If you’re cycling outdoors, the best way to experience both high resistance and interval training is through taking on climbs.

This could be a series of short climbs (if you can find them), or just one long climb.

This is the ultimate leg burner!

If you’re indoors, then just replicate this by turning up the intensity and getting out of the saddle.

13. Get Out Of The Saddle

Getting out of the saddle really puts a lot more positive force on your cycling muscles.

When seated, cycling is a non-weight-bearing activity. That means that your body weight is not supported by your legs.

However, when you leave your saddle, your body weight is acting as an extra force against your quads, glutes, hamstrings, calves, and even your core.

This really helps to develop more muscle than staying seated. You can stay out of your saddle for long periods, or just integrate periods into an interval training regime.

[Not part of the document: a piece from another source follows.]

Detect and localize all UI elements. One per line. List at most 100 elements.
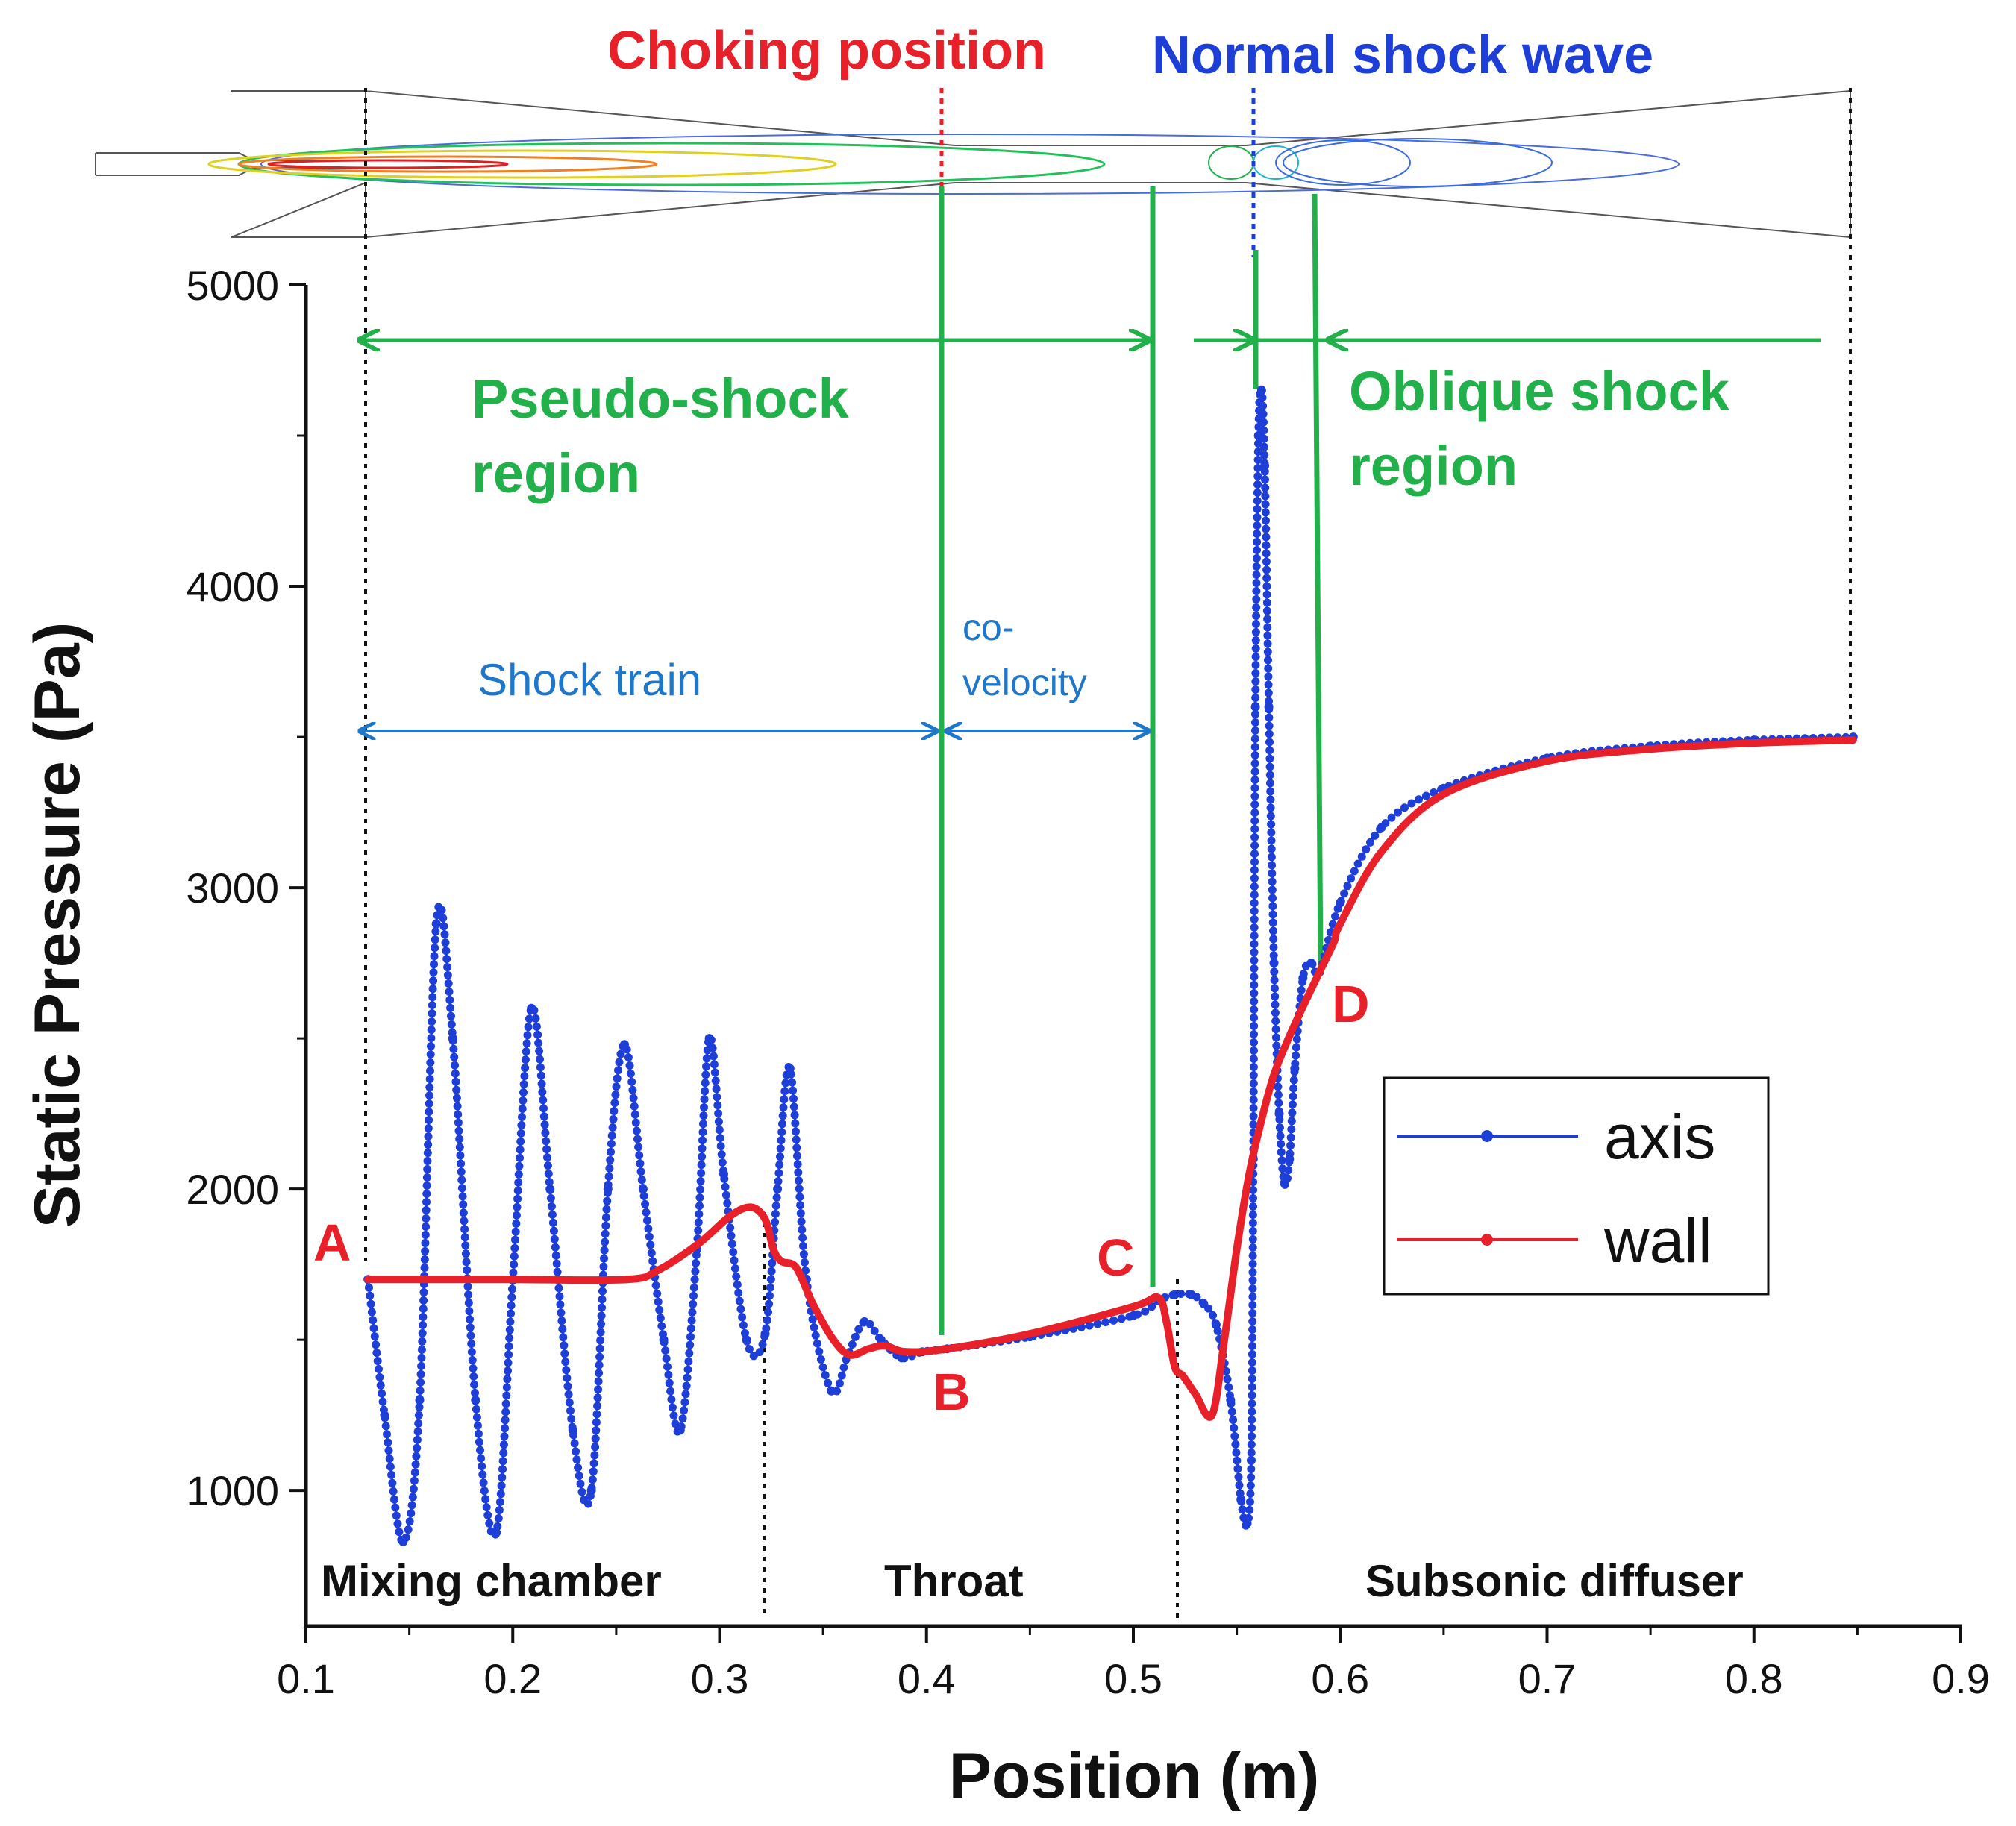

Here’s some excellent tips from the Livestrong Youtube channel about how to cycle to make your legs more muscular:

14. Cycle On Rough Terrain

If you really want to work out all your muscles to their optimum, then rough terrain really helps to turn the heat up.

Mountain biking up and down rough trails and hills adds a whole new level of muscle involvement.

The muscles have to work to absorb shocks and impacts, and this works them out a whole lot more than just cycling on flat surfaces.

Bumps and undulations help to work the muscles laterally as well as in a straight line.